Und das, obwohl soziale Berufe doch so wichtig sind. Ohne engagierte und qualifizierte Menschen in Kitas, Kindergärten und Seniorenzentren könnte die Gesellschaft gar nicht funktionieren. Das haben seit dem Beginn der Corona-Pandemie im Frühjahr 2020 wohl alle verstanden: Viele von euch rückten zur Notbetreuung in Kitas und Kindergärten aus oder kümmerten sich trotz Ansteckungsgefahr auch weiterhin unermüdlich um Senior*innen in Pflegeeinrichtungen. Wenig später versammelte man sich in Deutschland allabendlich an Fenstern und auf Balkonen, um den Menschen in systemrelevanten Berufen mit Beifall zu danken. Für eine kurze Zeit konnte man da Wertschätzung für die Berufe spüren, die für viele sonst wohl wie selbstverständlich existieren. Der Applaus rückte die Soziale Arbeit auch politisch in den Fokus, machte auf strukturelle Probleme aufmerksam – und verebbte dann schnell wieder.

Pflege und Betreuung waren auch schon vor der Pandemie systemrelevant

Doch um das Image der Branche langfristig zu verbessern, braucht es mehr als Beifall. Denn Pflege und Betreuung waren auch schon vor der Pandemie systemrelevant und werden in Zukunft noch wichtiger: Die immer älter werdende Bevölkerung braucht Fachkräfte genauso dringend wie die Kinder, die durch den allgemeinen Ausbau des Betreuungsangebots und einen geplanten Rechtsanspruch auf Ganztagesbetreuung mehr Zeit in Einrichtungen verbringen werden.

Zeit für einen Image-Wandel der Sozialen Berufe

Jetzt müssen seitens der Politik also Taten folgen, um eine Aufwertung der Berufe zu erreichen und Beschäftigten, Auszubildenden und Schüler*innen Sicherheit und eine attraktive Perspektive zu bieten.

Das sollte einerseits durch höhere Löhne geschehen, andererseits aber auch durch Aufklärung. Etwa wenn in den Medien völlig verzerrte Bilder von Arbeitsplätzen und Aufgabenbereichen auftauchen. Statt reißerische Horrorgeschichten zu erzählen, sollten Medien authentische Einblicke in Einrichtungen geben. Und statt weiterhin Klischees zu bedienen, zeigen, dass Pflege eben mehr ist als nur Waschen und die Arbeit in der Kita mehr als nur Spielen. Viele von euch und auch die AWO als Organisation helfen da jetzt selbst nach und machen sich in Sozialen Medien für eure Berufsgruppen stark. Denn nur wenn ihr auch selbst ein starkes und professionelles Bild nach außen transportiert, verlieren Klischees und Vorurteile an Kraft.

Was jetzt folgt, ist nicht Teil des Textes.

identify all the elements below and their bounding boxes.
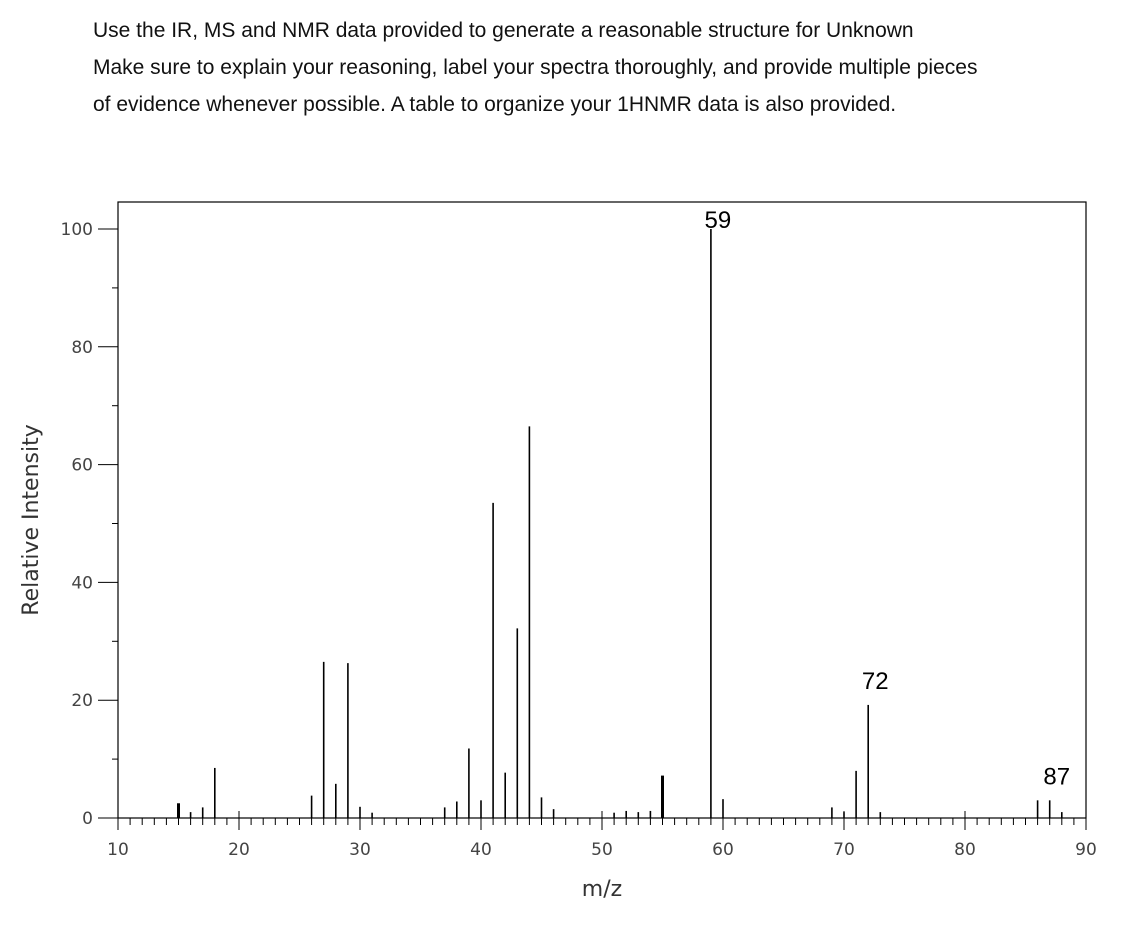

Menschen in sozialen Berufen entscheiden sich oft aus Überzeugung für ihren Job und führen sinnstiftende und gesellschaftlich relevante Tätigkeiten aus. Doch vielleicht hilft es, der Gesellschaft zu zeigen, dass alle Pflegekräfte und jede*r einzelne Erzieher*in über eine Menge Fachwissen, hohe Sozialkompetenz und ein ausgeprägtes Verantwortungsbewusstsein verfügen und dass der Beruf nicht immer nur Berufung ist. Deshalb: Kopf hoch, Brust raus – ihr seid Menschen mit Herz und könnt stolz darauf sein.